Functional analysis of regulatory variants that determine the outcome of the monogenic disease cystic fibrosis

The clinical outcome of patients with Cystic Fibrosis is highly variable, even among patients who harbour the same CFTR mutation genotype, indicating that environmental and non-CFTR genetic factors such as modifying genes shape the course of the disease. Two contrasting alleles (C or T) of SNP rs7910656 on intron 2 of the FAS gene have been associated with mild and severe CF outcome.
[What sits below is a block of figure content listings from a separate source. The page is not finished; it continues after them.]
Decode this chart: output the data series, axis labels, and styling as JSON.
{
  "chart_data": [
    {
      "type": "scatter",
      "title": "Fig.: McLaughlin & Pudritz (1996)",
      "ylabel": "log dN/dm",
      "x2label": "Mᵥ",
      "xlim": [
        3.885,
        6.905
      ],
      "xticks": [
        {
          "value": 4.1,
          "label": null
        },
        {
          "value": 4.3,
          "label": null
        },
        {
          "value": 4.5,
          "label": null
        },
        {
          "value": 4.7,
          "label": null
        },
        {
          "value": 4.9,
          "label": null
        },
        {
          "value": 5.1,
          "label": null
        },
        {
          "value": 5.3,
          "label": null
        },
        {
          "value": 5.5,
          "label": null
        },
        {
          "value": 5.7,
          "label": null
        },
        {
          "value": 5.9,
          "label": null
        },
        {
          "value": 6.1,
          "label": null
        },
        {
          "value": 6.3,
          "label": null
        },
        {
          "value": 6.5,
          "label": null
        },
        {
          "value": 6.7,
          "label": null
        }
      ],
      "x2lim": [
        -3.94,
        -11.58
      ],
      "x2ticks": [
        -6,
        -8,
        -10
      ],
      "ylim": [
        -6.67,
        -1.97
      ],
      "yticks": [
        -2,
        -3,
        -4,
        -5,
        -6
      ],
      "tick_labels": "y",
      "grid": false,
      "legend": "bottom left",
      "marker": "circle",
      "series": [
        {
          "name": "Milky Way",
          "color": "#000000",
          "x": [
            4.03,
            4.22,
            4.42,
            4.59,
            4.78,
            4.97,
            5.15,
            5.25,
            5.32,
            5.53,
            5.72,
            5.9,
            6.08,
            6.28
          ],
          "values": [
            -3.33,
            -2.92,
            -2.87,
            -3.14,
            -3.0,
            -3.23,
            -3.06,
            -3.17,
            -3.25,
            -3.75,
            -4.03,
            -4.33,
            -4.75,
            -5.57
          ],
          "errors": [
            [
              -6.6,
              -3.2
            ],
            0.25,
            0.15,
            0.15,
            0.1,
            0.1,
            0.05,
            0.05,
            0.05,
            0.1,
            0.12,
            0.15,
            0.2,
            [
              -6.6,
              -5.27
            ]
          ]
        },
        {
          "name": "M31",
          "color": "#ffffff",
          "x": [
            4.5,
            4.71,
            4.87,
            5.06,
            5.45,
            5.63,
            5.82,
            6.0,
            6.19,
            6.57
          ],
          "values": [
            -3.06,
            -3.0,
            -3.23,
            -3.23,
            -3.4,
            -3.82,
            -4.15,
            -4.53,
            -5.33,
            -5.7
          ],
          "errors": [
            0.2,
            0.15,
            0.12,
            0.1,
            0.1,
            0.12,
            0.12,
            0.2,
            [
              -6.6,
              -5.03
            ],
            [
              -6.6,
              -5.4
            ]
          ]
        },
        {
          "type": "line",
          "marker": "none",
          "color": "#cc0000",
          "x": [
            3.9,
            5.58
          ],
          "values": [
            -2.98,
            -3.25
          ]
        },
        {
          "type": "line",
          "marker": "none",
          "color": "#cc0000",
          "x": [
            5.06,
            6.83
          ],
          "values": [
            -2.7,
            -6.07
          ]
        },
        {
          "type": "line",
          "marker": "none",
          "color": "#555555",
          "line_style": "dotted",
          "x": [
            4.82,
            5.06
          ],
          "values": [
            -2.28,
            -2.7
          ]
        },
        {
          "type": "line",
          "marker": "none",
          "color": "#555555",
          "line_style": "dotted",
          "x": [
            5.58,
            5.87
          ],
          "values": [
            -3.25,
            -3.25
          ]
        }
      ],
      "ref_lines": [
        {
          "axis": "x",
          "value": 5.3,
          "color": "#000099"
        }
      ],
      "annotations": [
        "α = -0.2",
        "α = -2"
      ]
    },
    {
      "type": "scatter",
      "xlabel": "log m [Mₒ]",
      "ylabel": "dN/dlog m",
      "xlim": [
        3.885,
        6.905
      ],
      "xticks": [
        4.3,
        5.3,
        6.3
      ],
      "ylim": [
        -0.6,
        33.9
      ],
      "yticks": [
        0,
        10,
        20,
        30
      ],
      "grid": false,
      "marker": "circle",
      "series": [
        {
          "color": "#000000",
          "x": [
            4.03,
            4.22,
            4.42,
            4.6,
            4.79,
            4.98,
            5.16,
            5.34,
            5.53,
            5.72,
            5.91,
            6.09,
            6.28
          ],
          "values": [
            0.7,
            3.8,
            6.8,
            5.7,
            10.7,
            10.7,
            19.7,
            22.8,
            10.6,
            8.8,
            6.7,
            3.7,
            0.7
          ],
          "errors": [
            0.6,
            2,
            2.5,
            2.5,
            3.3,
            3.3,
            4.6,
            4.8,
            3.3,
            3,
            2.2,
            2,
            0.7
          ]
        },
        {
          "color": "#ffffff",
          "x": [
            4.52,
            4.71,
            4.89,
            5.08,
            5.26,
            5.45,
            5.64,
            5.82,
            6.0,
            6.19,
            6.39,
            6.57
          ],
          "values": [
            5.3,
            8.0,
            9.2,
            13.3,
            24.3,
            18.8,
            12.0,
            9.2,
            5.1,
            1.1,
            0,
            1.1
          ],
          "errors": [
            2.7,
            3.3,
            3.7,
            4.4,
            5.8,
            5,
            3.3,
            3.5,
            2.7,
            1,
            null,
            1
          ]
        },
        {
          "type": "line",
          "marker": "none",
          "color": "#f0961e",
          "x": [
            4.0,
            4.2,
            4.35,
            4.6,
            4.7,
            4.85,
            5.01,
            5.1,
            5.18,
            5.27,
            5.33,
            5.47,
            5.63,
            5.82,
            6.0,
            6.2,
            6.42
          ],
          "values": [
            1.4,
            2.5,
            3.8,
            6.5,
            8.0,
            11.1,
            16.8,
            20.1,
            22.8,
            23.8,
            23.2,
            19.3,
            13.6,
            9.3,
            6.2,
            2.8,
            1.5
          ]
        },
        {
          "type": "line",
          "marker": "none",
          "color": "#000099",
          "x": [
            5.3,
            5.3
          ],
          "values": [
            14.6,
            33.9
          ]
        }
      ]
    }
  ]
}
To gain mechanistic insight into how the SNPs of FAS alter the course and the outcome of the disease, we performed in- silico analysis using ENCODE data which showed that rs7910656 is on a nucleosome free region and occupied with RNA POLII and H3k36me3. We have also identified a novel secondary promoter start site which is +4.5kb from rs7910656. Analysis into differential transcription factor occupancy of rs7910656 and controls rs2147420, rs1571019 showed that 29 TFs, mostly of immune regulating family occupied rs7910656 while 6 and 7TFs are on rs2147420and rs1571019 respectively. We also have found that the C-allele of rs7910656 is bound by 6 TFs (NFKB, STAT4, HIF1A, MAFA, NURR1 and TEAD) which are not observed for the T-allele. More so, the C-allele makes multimeric complexes with NFKB (p65, p50, C-Rel), binds with three motifs to STAT4 and binds with one motif to HIF1A, while T-allele does not bind with NFKB and HIF1A but binds with two motifs to STAT4.

We have designed probes for the TFs and have developed a nuclear extraction protocol that preserves the transcription factors in their native states (phosporylated and acetylated) and have carried out an Electrophoretic Mobility Shift Assay with biotinylated probes of p65 subunit of NFKB,C and T-allele of rs7910656. We found the robust binding of p65 subunit and have shown that C-allele binds more robustly than T-allele, which is consistent with our in-silico predictions.